Stephen A. Smith Compared to Tim Tebow by ESPN Ombudsman
Stephen A. Smith has been suspended for a week, and now is the subject of a column from ESPN’s ombudsman.
Robert Lipsyte wrote a column on Wednesday exploring what went wrong when Smith seemed to cast blame on victims of domestic violence during a discussion about Ray Rice, who was caught on tape beating his fiance.
“Reader consensus is that Smith’s comments were clearly inappropriate. ESPN initially issued a remarkably noncommittal statement, noting that ‘Stephen’s comments last Friday do not reflect our company’s point of view.’ The network showed more teeth Tuesday, announcing that Smith will not appear on First Take or ESPN Radio for the next week. He will return to ESPN next Wednesday,” Lipsyte said.
Lipsyte noted that Smith’s attempts to clarify his remarks, or even his apology, didn’t work out well.
“He has not yet said exactly what he was trying to say, which might be just as well; Smith’s attempts at coherency are often as exciting as Tim Tebow’s scrambling,” he wrote.
“I think Smith’s problems have always been more mechanical than moral. His mouth runs faster than his mind, and his footwork is not always nimble enough to navigate the mazes of his ornate sentences. His cadences can mesmerize, whether he’s convoluting an already complicated trade or, as he did in 2012 talking about a football player head-butting his then-wife.”
See an Associated Press update below.
ESPN suspends Smith for comments on abuse
NEW YORK—ESPN has suspended outspoken sportscaster Stephen A. Smith for a week because of his comments about domestic abuse suggesting women should make sure that they don’t do anything to provoke an attack.

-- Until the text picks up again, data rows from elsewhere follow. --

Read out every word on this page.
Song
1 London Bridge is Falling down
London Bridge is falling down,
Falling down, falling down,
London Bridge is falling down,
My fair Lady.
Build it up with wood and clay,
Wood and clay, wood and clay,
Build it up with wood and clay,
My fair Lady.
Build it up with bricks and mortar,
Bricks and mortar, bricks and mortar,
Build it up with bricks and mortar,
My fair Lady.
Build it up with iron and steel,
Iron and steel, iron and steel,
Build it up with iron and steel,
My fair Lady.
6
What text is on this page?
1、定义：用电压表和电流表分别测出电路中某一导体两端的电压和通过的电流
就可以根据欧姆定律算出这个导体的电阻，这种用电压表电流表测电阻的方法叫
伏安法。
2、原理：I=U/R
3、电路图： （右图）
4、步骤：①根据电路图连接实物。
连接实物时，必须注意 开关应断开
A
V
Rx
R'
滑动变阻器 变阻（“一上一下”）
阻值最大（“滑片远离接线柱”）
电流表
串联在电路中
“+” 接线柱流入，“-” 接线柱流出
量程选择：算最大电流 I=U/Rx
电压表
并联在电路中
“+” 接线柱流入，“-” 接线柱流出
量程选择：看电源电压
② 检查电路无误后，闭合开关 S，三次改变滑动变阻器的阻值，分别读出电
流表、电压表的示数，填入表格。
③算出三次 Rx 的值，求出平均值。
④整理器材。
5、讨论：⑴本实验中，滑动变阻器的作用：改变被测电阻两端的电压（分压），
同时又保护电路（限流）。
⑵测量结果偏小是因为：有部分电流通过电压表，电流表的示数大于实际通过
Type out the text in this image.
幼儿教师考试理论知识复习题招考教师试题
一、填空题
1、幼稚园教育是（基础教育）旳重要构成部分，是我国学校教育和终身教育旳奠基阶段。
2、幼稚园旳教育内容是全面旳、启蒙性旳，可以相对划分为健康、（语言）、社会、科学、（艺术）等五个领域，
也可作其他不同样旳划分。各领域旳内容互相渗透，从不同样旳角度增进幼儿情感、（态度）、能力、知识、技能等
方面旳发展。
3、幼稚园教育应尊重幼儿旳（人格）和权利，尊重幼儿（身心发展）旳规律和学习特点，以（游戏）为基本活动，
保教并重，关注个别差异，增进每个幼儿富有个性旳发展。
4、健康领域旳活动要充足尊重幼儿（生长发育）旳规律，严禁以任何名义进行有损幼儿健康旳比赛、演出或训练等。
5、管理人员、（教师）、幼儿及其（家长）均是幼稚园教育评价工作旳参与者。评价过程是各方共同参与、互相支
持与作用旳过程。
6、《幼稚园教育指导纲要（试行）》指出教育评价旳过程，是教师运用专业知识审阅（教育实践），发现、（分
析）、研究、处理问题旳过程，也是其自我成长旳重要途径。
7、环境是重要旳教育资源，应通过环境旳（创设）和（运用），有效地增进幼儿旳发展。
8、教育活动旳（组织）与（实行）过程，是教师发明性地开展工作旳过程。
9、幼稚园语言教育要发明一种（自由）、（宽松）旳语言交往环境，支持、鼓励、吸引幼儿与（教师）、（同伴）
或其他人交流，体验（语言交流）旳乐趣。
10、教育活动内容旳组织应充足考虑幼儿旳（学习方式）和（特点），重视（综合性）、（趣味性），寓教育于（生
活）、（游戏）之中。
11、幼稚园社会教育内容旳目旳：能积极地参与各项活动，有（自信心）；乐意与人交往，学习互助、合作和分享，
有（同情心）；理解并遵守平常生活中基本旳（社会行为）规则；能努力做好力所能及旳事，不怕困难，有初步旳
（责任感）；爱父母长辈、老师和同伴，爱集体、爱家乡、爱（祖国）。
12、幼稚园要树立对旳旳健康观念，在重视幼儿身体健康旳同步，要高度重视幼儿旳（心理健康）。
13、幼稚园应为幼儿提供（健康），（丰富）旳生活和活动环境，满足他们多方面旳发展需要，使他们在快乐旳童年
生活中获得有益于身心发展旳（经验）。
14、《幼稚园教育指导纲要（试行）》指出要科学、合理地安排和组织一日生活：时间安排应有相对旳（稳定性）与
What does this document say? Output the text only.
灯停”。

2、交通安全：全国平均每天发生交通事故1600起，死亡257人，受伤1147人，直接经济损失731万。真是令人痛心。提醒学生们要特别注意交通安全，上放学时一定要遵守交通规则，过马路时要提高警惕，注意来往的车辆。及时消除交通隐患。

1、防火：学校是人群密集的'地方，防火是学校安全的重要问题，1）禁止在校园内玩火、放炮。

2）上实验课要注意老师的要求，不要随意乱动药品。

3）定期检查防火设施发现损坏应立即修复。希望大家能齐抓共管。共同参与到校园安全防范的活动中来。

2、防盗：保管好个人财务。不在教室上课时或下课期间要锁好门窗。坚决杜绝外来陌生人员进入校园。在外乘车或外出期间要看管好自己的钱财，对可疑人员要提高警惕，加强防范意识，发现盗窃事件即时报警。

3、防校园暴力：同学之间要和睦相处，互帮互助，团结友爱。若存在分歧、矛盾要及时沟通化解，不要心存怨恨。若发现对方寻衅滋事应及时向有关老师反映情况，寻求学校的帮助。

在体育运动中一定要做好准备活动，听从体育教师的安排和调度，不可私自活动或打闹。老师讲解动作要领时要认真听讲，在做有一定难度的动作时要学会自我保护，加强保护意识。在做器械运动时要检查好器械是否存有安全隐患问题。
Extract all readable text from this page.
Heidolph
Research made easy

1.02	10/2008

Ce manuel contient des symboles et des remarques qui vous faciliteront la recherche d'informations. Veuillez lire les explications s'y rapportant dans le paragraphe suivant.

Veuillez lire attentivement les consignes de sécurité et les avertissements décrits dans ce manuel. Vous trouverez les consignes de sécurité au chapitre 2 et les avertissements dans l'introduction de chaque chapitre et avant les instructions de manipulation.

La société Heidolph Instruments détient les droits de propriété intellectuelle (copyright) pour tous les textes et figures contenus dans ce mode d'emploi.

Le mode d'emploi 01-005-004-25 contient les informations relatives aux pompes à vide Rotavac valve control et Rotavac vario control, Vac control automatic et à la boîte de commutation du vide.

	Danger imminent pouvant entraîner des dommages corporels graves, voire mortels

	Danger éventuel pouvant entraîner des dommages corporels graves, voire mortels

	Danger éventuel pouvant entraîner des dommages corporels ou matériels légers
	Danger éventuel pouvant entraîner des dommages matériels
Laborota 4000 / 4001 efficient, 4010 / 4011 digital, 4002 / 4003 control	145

Smith’s commentary occurred during a discussion on ESPN2’s “First Take” last Friday about the NFL’s two-game suspension of Baltimore Ravens running back Ray Rice following charges he assaulted his now-wife. The remarks attracted widespread attention, including a stinging rebuke online from a fellow ESPN personality.
Smith issued an on-air apology Monday, saying it was the most egregious mistake of his career.
A day later, ESPN took action. The network’s chief executive, John Skipper, told ESPN’s staff in a memo it was done after a “thoughtful discussion” about appropriate actions with men and women in his company.
“I believe his apology was sincere and that he and we have learned from what we’ve collectively experienced,” Skipper said.
Smith will not appear on “First Take” or ESPN radio until Aug. 6, the network said.
During the Rice discussion, Smith alluded to women in abuse cases when he said, “Let’s make sure we don’t do anything to provoke wrong action … we got to also make sure that you can do your part to do whatever you can do to make, to try to make sure it doesn’t happen again.”
Shortly after Smith’s remarks, colleague Michelle Beadle responded on Twitter that “I was just forced to watch this morning’s First Take. A) I’ll never feel clean again B) I’m not aware that I can provoke my own beating.”
Beadle, host of ESPN2’s “SportsNation,” continued with a series of tweets. She said that “Violence isn’t the victim’s issue. It’s the abuser’s. To insinuate otherwise is irresponsible and disgusting.”
Smith, during his apology, said it wasn’t his intention to say that women could be responsible for their own abuse. “It was not what I was trying to say,” he said. “Yet the failure to clearly articulate something different lies squarely on my shoulder.”
Smith didn’t explain the point that he was trying to make.
ESPN frowns upon its personalities attacking each other on social media or other forums. But it did not announce any punishment for Beadle.